Obama has resisted supporters' calls to find his "killer instinct" and "go for the jugular." They miss the point. Obama really does want to do things differently. He understands that old school manhood translates into old style politics and visa versa. Whatever legitimate criticisms can be made about some of Obama's positions, his conduct signals an effort to expand the definition of masculinity away from suspicion and isolation and toward trust and collaboration. For growing numbers of voters, being willing to talk with our enemies (now central to the Bush administration's diplomatic strategy) is seen not as a naïve flaw but as a quiet strength.

As gender's role as a force in the campaign has unfolded, a new political reality has emerged: "kinder, gentler" expressions of masculinity are being viewed positively. Mean-spirited representations, as evidenced by Gov. Palin's snarly attacks, rather than attracting Hillary Clinton's supporters, aren't getting much traction. Among the electorate those most excited about her candidacy -- portraying Dick Cheney in a dress -- are Tina Fey and her writers at "Saturday Night Live."

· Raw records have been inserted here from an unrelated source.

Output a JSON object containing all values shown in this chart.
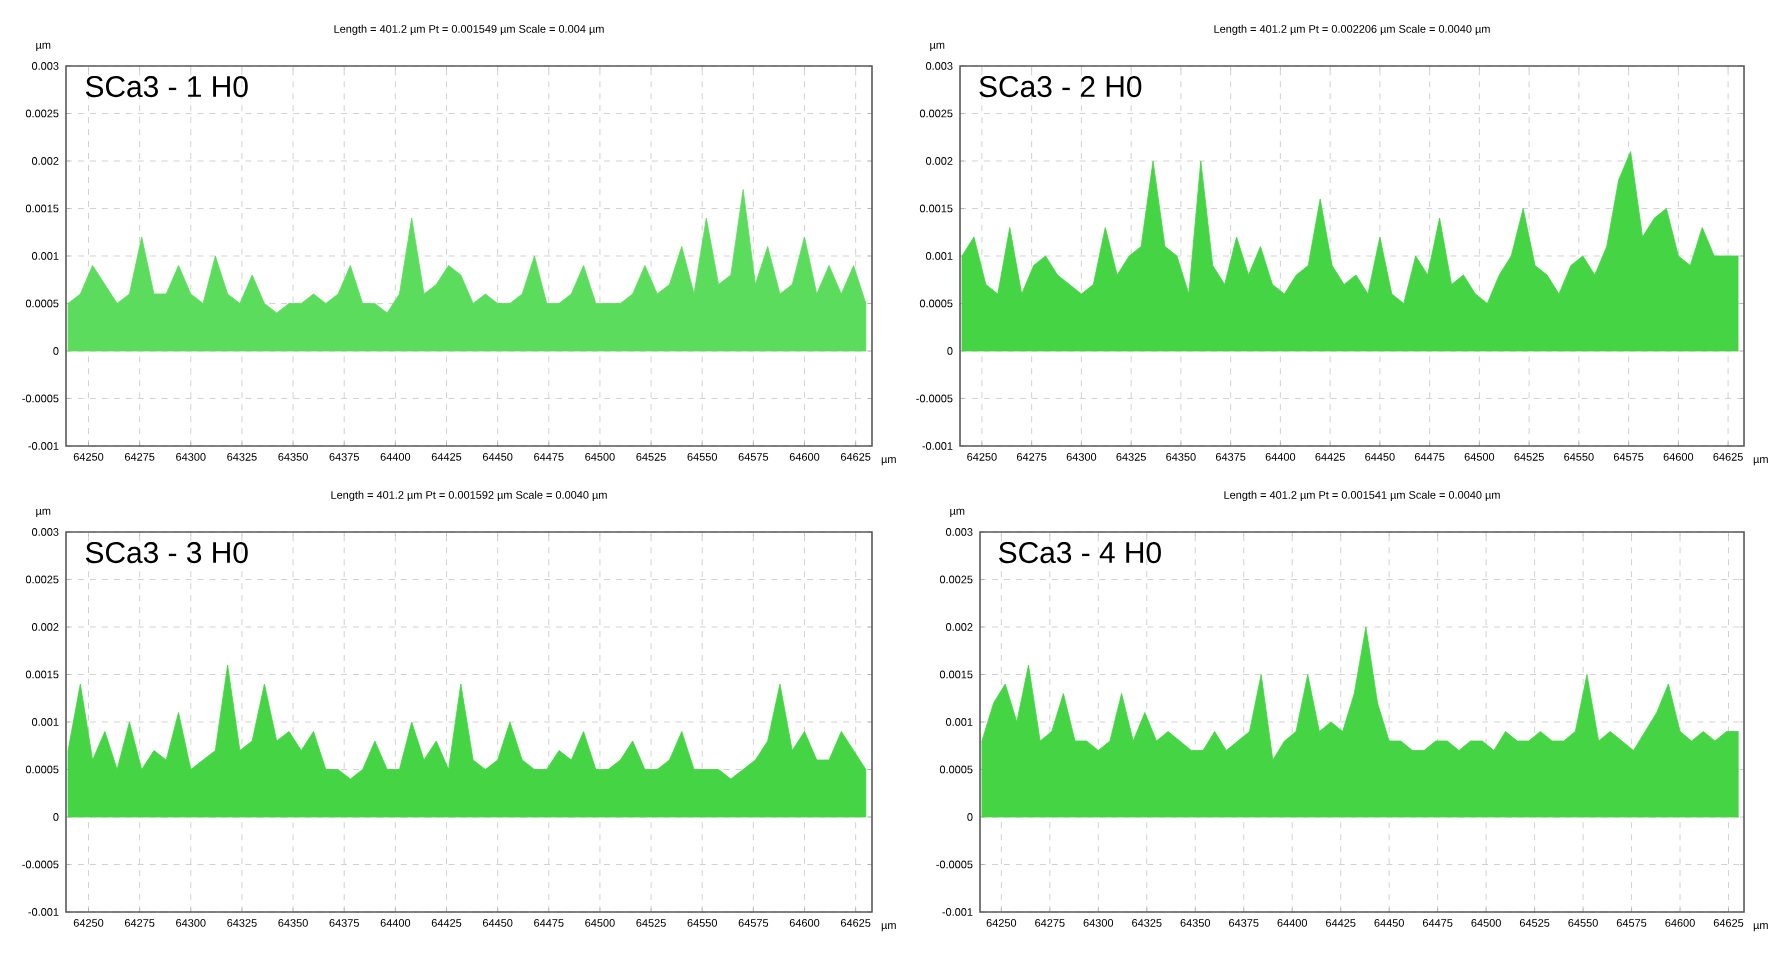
{
  "chart_data": [
    {
      "type": "area",
      "title": "SCa3 - 1 H0",
      "subtitle": "Length = 401.2 µm  Pt = 0.001549 µm  Scale = 0.004 µm",
      "xlabel": "µm",
      "ylabel": "µm",
      "color": "#5cdc5c",
      "grid": true,
      "xlim": [
        64239,
        64633
      ],
      "ylim": [
        -0.001,
        0.003
      ],
      "xticks": [
        64250,
        64275,
        64300,
        64325,
        64350,
        64375,
        64400,
        64425,
        64450,
        64475,
        64500,
        64525,
        64550,
        64575,
        64600,
        64625
      ],
      "yticks": [
        -0.001,
        -0.0005,
        0,
        0.0005,
        0.001,
        0.0015,
        0.002,
        0.0025,
        0.003
      ],
      "x": [
        64240,
        64246,
        64252,
        64258,
        64264,
        64270,
        64276,
        64282,
        64288,
        64294,
        64300,
        64306,
        64312,
        64318,
        64324,
        64330,
        64336,
        64342,
        64348,
        64354,
        64360,
        64366,
        64372,
        64378,
        64384,
        64390,
        64396,
        64402,
        64408,
        64414,
        64420,
        64426,
        64432,
        64438,
        64444,
        64450,
        64456,
        64462,
        64468,
        64474,
        64480,
        64486,
        64492,
        64498,
        64504,
        64510,
        64516,
        64522,
        64528,
        64534,
        64540,
        64546,
        64552,
        64558,
        64564,
        64570,
        64576,
        64582,
        64588,
        64594,
        64600,
        64606,
        64612,
        64618,
        64624,
        64630
      ],
      "values": [
        0.0005,
        0.0006,
        0.0009,
        0.0007,
        0.0005,
        0.0006,
        0.0012,
        0.0006,
        0.0006,
        0.0009,
        0.0006,
        0.0005,
        0.001,
        0.0006,
        0.0005,
        0.0008,
        0.0005,
        0.0004,
        0.0005,
        0.0005,
        0.0006,
        0.0005,
        0.0006,
        0.0009,
        0.0005,
        0.0005,
        0.0004,
        0.0006,
        0.0014,
        0.0006,
        0.0007,
        0.0009,
        0.0008,
        0.0005,
        0.0006,
        0.0005,
        0.0005,
        0.0006,
        0.001,
        0.0005,
        0.0005,
        0.0006,
        0.0009,
        0.0005,
        0.0005,
        0.0005,
        0.0006,
        0.0009,
        0.0006,
        0.0007,
        0.0011,
        0.0006,
        0.0014,
        0.0007,
        0.0008,
        0.0017,
        0.0007,
        0.0011,
        0.0006,
        0.0007,
        0.0012,
        0.0006,
        0.0009,
        0.0006,
        0.0009,
        0.0005
      ]
    },
    {
      "type": "area",
      "title": "SCa3 - 2 H0",
      "subtitle": "Length = 401.2 µm  Pt = 0.002206 µm  Scale = 0.0040 µm",
      "xlabel": "µm",
      "ylabel": "µm",
      "color": "#44d444",
      "grid": true,
      "xlim": [
        64239,
        64633
      ],
      "ylim": [
        -0.001,
        0.003
      ],
      "xticks": [
        64250,
        64275,
        64300,
        64325,
        64350,
        64375,
        64400,
        64425,
        64450,
        64475,
        64500,
        64525,
        64550,
        64575,
        64600,
        64625
      ],
      "yticks": [
        -0.001,
        -0.0005,
        0,
        0.0005,
        0.001,
        0.0015,
        0.002,
        0.0025,
        0.003
      ],
      "x": [
        64240,
        64246,
        64252,
        64258,
        64264,
        64270,
        64276,
        64282,
        64288,
        64294,
        64300,
        64306,
        64312,
        64318,
        64324,
        64330,
        64336,
        64342,
        64348,
        64354,
        64360,
        64366,
        64372,
        64378,
        64384,
        64390,
        64396,
        64402,
        64408,
        64414,
        64420,
        64426,
        64432,
        64438,
        64444,
        64450,
        64456,
        64462,
        64468,
        64474,
        64480,
        64486,
        64492,
        64498,
        64504,
        64510,
        64516,
        64522,
        64528,
        64534,
        64540,
        64546,
        64552,
        64558,
        64564,
        64570,
        64576,
        64582,
        64588,
        64594,
        64600,
        64606,
        64612,
        64618,
        64624,
        64630
      ],
      "values": [
        0.001,
        0.0012,
        0.0007,
        0.0006,
        0.0013,
        0.0006,
        0.0009,
        0.001,
        0.0008,
        0.0007,
        0.0006,
        0.0007,
        0.0013,
        0.0008,
        0.001,
        0.0011,
        0.002,
        0.0011,
        0.001,
        0.0006,
        0.002,
        0.0009,
        0.0007,
        0.0012,
        0.0008,
        0.0011,
        0.0007,
        0.0006,
        0.0008,
        0.0009,
        0.0016,
        0.0009,
        0.0007,
        0.0008,
        0.0006,
        0.0012,
        0.0006,
        0.0005,
        0.001,
        0.0008,
        0.0014,
        0.0007,
        0.0008,
        0.0006,
        0.0005,
        0.0008,
        0.001,
        0.0015,
        0.0009,
        0.0008,
        0.0006,
        0.0009,
        0.001,
        0.0008,
        0.0011,
        0.0018,
        0.0021,
        0.0012,
        0.0014,
        0.0015,
        0.001,
        0.0009,
        0.0013,
        0.001,
        0.001,
        0.001
      ]
    },
    {
      "type": "area",
      "title": "SCa3 - 3 H0",
      "subtitle": "Length = 401.2 µm  Pt = 0.001592 µm  Scale = 0.0040 µm",
      "xlabel": "µm",
      "ylabel": "µm",
      "color": "#44d444",
      "grid": true,
      "xlim": [
        64239,
        64633
      ],
      "ylim": [
        -0.001,
        0.003
      ],
      "xticks": [
        64250,
        64275,
        64300,
        64325,
        64350,
        64375,
        64400,
        64425,
        64450,
        64475,
        64500,
        64525,
        64550,
        64575,
        64600,
        64625
      ],
      "yticks": [
        -0.001,
        -0.0005,
        0,
        0.0005,
        0.001,
        0.0015,
        0.002,
        0.0025,
        0.003
      ],
      "x": [
        64240,
        64246,
        64252,
        64258,
        64264,
        64270,
        64276,
        64282,
        64288,
        64294,
        64300,
        64306,
        64312,
        64318,
        64324,
        64330,
        64336,
        64342,
        64348,
        64354,
        64360,
        64366,
        64372,
        64378,
        64384,
        64390,
        64396,
        64402,
        64408,
        64414,
        64420,
        64426,
        64432,
        64438,
        64444,
        64450,
        64456,
        64462,
        64468,
        64474,
        64480,
        64486,
        64492,
        64498,
        64504,
        64510,
        64516,
        64522,
        64528,
        64534,
        64540,
        64546,
        64552,
        64558,
        64564,
        64570,
        64576,
        64582,
        64588,
        64594,
        64600,
        64606,
        64612,
        64618,
        64624,
        64630
      ],
      "values": [
        0.0007,
        0.0014,
        0.0006,
        0.0009,
        0.0005,
        0.001,
        0.0005,
        0.0007,
        0.0006,
        0.0011,
        0.0005,
        0.0006,
        0.0007,
        0.0016,
        0.0007,
        0.0008,
        0.0014,
        0.0008,
        0.0009,
        0.0007,
        0.0009,
        0.0005,
        0.0005,
        0.0004,
        0.0005,
        0.0008,
        0.0005,
        0.0005,
        0.001,
        0.0006,
        0.0008,
        0.0005,
        0.0014,
        0.0006,
        0.0005,
        0.0006,
        0.001,
        0.0006,
        0.0005,
        0.0005,
        0.0007,
        0.0006,
        0.0009,
        0.0005,
        0.0005,
        0.0006,
        0.0008,
        0.0005,
        0.0005,
        0.0006,
        0.0009,
        0.0005,
        0.0005,
        0.0005,
        0.0004,
        0.0005,
        0.0006,
        0.0008,
        0.0014,
        0.0007,
        0.0009,
        0.0006,
        0.0006,
        0.0009,
        0.0007,
        0.0005
      ]
    },
    {
      "type": "area",
      "title": "SCa3 - 4 H0",
      "subtitle": "Length = 401.2 µm  Pt = 0.001541 µm  Scale = 0.0040 µm",
      "xlabel": "µm",
      "ylabel": "µm",
      "color": "#44d444",
      "grid": true,
      "xlim": [
        64239,
        64633
      ],
      "ylim": [
        -0.001,
        0.003
      ],
      "xticks": [
        64250,
        64275,
        64300,
        64325,
        64350,
        64375,
        64400,
        64425,
        64450,
        64475,
        64500,
        64525,
        64550,
        64575,
        64600,
        64625
      ],
      "yticks": [
        -0.001,
        -0.0005,
        0,
        0.0005,
        0.001,
        0.0015,
        0.002,
        0.0025,
        0.003
      ],
      "x": [
        64240,
        64246,
        64252,
        64258,
        64264,
        64270,
        64276,
        64282,
        64288,
        64294,
        64300,
        64306,
        64312,
        64318,
        64324,
        64330,
        64336,
        64342,
        64348,
        64354,
        64360,
        64366,
        64372,
        64378,
        64384,
        64390,
        64396,
        64402,
        64408,
        64414,
        64420,
        64426,
        64432,
        64438,
        64444,
        64450,
        64456,
        64462,
        64468,
        64474,
        64480,
        64486,
        64492,
        64498,
        64504,
        64510,
        64516,
        64522,
        64528,
        64534,
        64540,
        64546,
        64552,
        64558,
        64564,
        64570,
        64576,
        64582,
        64588,
        64594,
        64600,
        64606,
        64612,
        64618,
        64624,
        64630
      ],
      "values": [
        0.0008,
        0.0012,
        0.0014,
        0.001,
        0.0016,
        0.0008,
        0.0009,
        0.0013,
        0.0008,
        0.0008,
        0.0007,
        0.0008,
        0.0013,
        0.0008,
        0.0011,
        0.0008,
        0.0009,
        0.0008,
        0.0007,
        0.0007,
        0.0009,
        0.0007,
        0.0008,
        0.0009,
        0.0015,
        0.0006,
        0.0008,
        0.0009,
        0.0015,
        0.0009,
        0.001,
        0.0009,
        0.0013,
        0.002,
        0.0012,
        0.0008,
        0.0008,
        0.0007,
        0.0007,
        0.0008,
        0.0008,
        0.0007,
        0.0008,
        0.0008,
        0.0007,
        0.0009,
        0.0008,
        0.0008,
        0.0009,
        0.0008,
        0.0008,
        0.0009,
        0.0015,
        0.0008,
        0.0009,
        0.0008,
        0.0007,
        0.0009,
        0.0011,
        0.0014,
        0.0009,
        0.0008,
        0.0009,
        0.0008,
        0.0009,
        0.0009
      ]
    }
  ]
}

By contrast, remember Sen. Biden's emotional moment at his debate against Gov. Palin? There was a time (think Sen. Edmund Muskie crying in New Hampshire 40 years ago) when a display of such feeling by a man would have been seen as a game-changing moment of weakness. Biden's moment only made him seem more human and, when commented on at all, elicited a positive response. Clearly, ideas about manhood are changing. It's about time. (In case you've forgotten, the Delaware senator choked up for a moment while recalling his life as a single father 35 years ago in the aftermath of his wife and baby daughter dying in an automobile accident that also seriously injured his two young sons). Notably, Gov. Palin didn't acknowledge Biden's tender moment. How old school male. Imagine what the response would have been if the roles had been reversed?

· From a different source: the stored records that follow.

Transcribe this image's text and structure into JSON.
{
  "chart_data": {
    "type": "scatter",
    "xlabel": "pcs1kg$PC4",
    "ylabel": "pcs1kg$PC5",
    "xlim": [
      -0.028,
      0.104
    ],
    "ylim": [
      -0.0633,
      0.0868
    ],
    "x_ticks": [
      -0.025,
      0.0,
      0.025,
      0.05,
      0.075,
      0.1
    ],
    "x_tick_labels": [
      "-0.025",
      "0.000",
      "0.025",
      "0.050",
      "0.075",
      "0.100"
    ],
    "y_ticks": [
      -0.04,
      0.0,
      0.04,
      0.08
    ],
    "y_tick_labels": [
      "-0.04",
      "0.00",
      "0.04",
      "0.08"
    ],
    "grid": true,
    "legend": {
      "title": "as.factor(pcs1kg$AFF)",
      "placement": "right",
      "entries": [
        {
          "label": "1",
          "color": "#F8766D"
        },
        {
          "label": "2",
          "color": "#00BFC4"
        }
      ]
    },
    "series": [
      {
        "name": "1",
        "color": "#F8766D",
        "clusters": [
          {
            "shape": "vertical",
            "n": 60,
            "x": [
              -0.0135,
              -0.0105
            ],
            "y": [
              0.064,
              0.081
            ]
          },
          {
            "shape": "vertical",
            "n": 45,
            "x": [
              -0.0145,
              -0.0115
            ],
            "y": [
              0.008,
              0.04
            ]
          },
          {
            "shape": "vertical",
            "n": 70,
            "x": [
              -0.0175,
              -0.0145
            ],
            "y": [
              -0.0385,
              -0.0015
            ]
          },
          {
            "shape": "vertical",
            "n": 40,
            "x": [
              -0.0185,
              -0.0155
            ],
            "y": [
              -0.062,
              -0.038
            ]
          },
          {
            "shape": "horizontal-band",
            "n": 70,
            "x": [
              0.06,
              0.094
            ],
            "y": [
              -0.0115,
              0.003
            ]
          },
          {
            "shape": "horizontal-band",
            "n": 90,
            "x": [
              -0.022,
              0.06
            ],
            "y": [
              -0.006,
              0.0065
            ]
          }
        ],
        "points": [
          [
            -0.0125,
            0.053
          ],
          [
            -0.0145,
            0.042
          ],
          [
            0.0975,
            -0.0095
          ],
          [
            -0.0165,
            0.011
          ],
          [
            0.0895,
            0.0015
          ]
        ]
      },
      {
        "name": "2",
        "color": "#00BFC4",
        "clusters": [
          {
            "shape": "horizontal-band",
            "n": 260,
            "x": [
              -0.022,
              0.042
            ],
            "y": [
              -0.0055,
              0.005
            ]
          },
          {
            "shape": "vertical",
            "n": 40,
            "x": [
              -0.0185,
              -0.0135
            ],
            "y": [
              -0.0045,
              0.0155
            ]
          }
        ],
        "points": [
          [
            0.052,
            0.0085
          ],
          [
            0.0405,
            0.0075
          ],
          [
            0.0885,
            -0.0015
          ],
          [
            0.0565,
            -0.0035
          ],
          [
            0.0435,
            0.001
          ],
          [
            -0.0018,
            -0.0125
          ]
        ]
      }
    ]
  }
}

All of the vital issues facing the nation -- from civil liberties to global warming, from finding a way out of the financial morass to ending two wars -- have been directly impacted these past eight years by the old style masculinity practiced by the president and much of the senior members of his administration. The now laughable image of George ("Mission Accomplished") W. triumphantly striding in his flight suit across the aircraft carrier deck, may be one John McCain longs to reprise, but it is the polar opposite of the brand of manhood Obama and Joe Biden are symbolizing. And lest some presume that a "new masculinity" is only something Obama is embodying, consider this: That at 65, Biden, a white, senior, respected Senate leader, is willing to play second fiddle to his younger, African American colleague, communicates volumes about what's possible in redefining masculinity.

Women have long asked the question: "Is it possible for more men to grow and change?" For them, and for all voters, this campaign season offers a simple, clear answer: "Yes, we can."